Federico Piana – Città del Vaticano
In Ucraina, la Chiesa greco-cattolica, che come la comunità ortodossa segue il calendario giuliano, domani celebrerà la Pasqua. Sarà una solennità vissuta nel dolore più profondo ma anche nella speranza più luminosa, nonostante morte e devastazione abbiano messo in ginocchio il Paese. Prova concreta, sono i numerosi racconti che testimoniano come quasi nessuno abbia voluto rinunciare ai riti della Settimana Santa, che si è svolta in un clima di tensione: i più fortunati lo hanno fatto recandosi nelle chiese rimaste aperte, gli altri hanno utilizzato i social, anche se si sono dovuti collegare rintanati nei bunker.

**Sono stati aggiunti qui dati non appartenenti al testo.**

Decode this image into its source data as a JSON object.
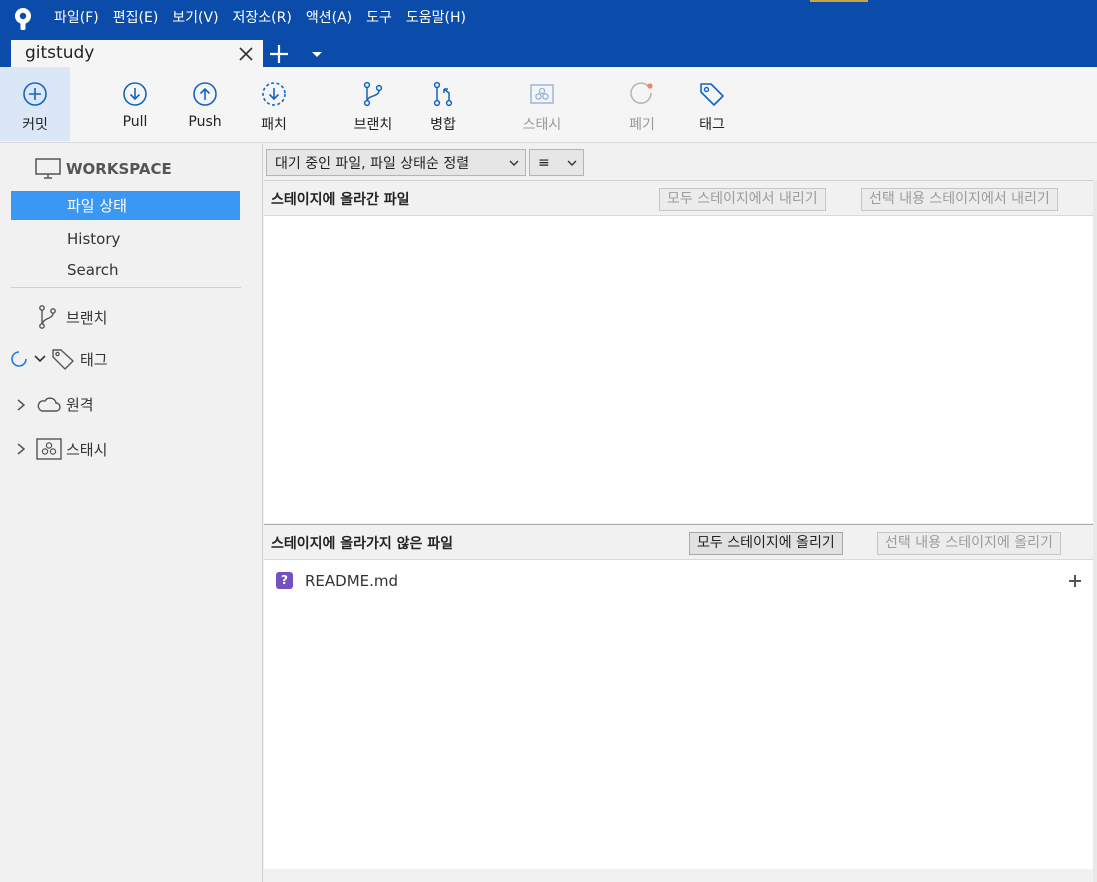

Le celebrazioni attraverso i social
A Kiev, dopo settimane di assedio e distruzione, non ci sono rimasti tanti abitanti e molti meno sono i fedeli greco-cattolici: in migliaia sono fuggiti in zone più sicure del Paese, altri all’estero. “Molti sacerdoti e parroci – racconta don Maxim Ryabukha, un salesiano che opera nella capitale ucraina – hanno organizzato alcuni ritiri spirituali online per i fedeli sparsi nel mondo. E questa modalità è stata utilizzata per le celebrazioni della Settimana Santa e lo sarà anche per il giorno di Pasqua: tutto è affidato ai social”. Nelle parrocchie, le funzioni religiose non sono state cancellate ma per i pochi fedeli rimasti è molto complicato partecipare, quasi impossibile. Non solo c’è il pericolo delle bombe ma anche l’estremo disagio per i trasporti ridotti che triplicano i tempi di spostamento, soprattutto per gli anziani. “La possibilità di sentire il Signore vicino in questi momenti di grande prova, porterà una speranza molto profonda. Nella Pasqua, la vittoria appartiene alla vita, non alla morte: di questo dobbiamo esserne certi” assicura don Maxim, con una voce piena di fede.
Le zone più sicure
La storia che giunge da Dnipro, città a poco meno di 200 chilometri dalla regione del Donbass, racconta di una Pasqua preparata senza paura, nonostante, nelle scorse ore, i bombardamenti si siano intensificati. Don Oleh Ladniuk è un sacerdote che ha accettato di mettere a repentaglio la propria vita facendo la spola tra Dnipro e il Donbass per consegnare aiuti alla popolazione locale e portare indietro i profughi che cercano di scappare dagli orrori e dalla disperazione. “Nelle chiese delle zone più sicure, le celebrazioni nel giorno di Pasqua sono previste” dice il religioso, secondo il quale, però, bisognerà vedere “se tutti i fedeli avranno il coraggio di partecipare perché qui la situazione è molto pericolosa. I posti affollati sono gli obiettivi preferiti dai bombardamenti”.
Sulla linea del fronte
La cura pastorale di don Oleh si spinge fino alla linea del fronte, dove ci sono uomini e ragazzi che mai avrebbero pensato di imbracciare un fucile invece di festeggiare la Pasqua in famiglia accanto ai propri figli o ai propri genitori. A loro, e a molti civili che non hanno voluto abbandonare le proprie case, don Oleh e due suoi confratelli stanno portando pietanze pasquali tipiche: un pane speciale e vari piatti di carne. “Non possiamo fare di più: purtroppo sulla linea del fronte non possono esserci celebrazioni, è davvero rischioso. Per il giorno di Pasqua potremo solo fare una piccola preghiera e benedire la gente” ammette il religioso, con profonda amarezza.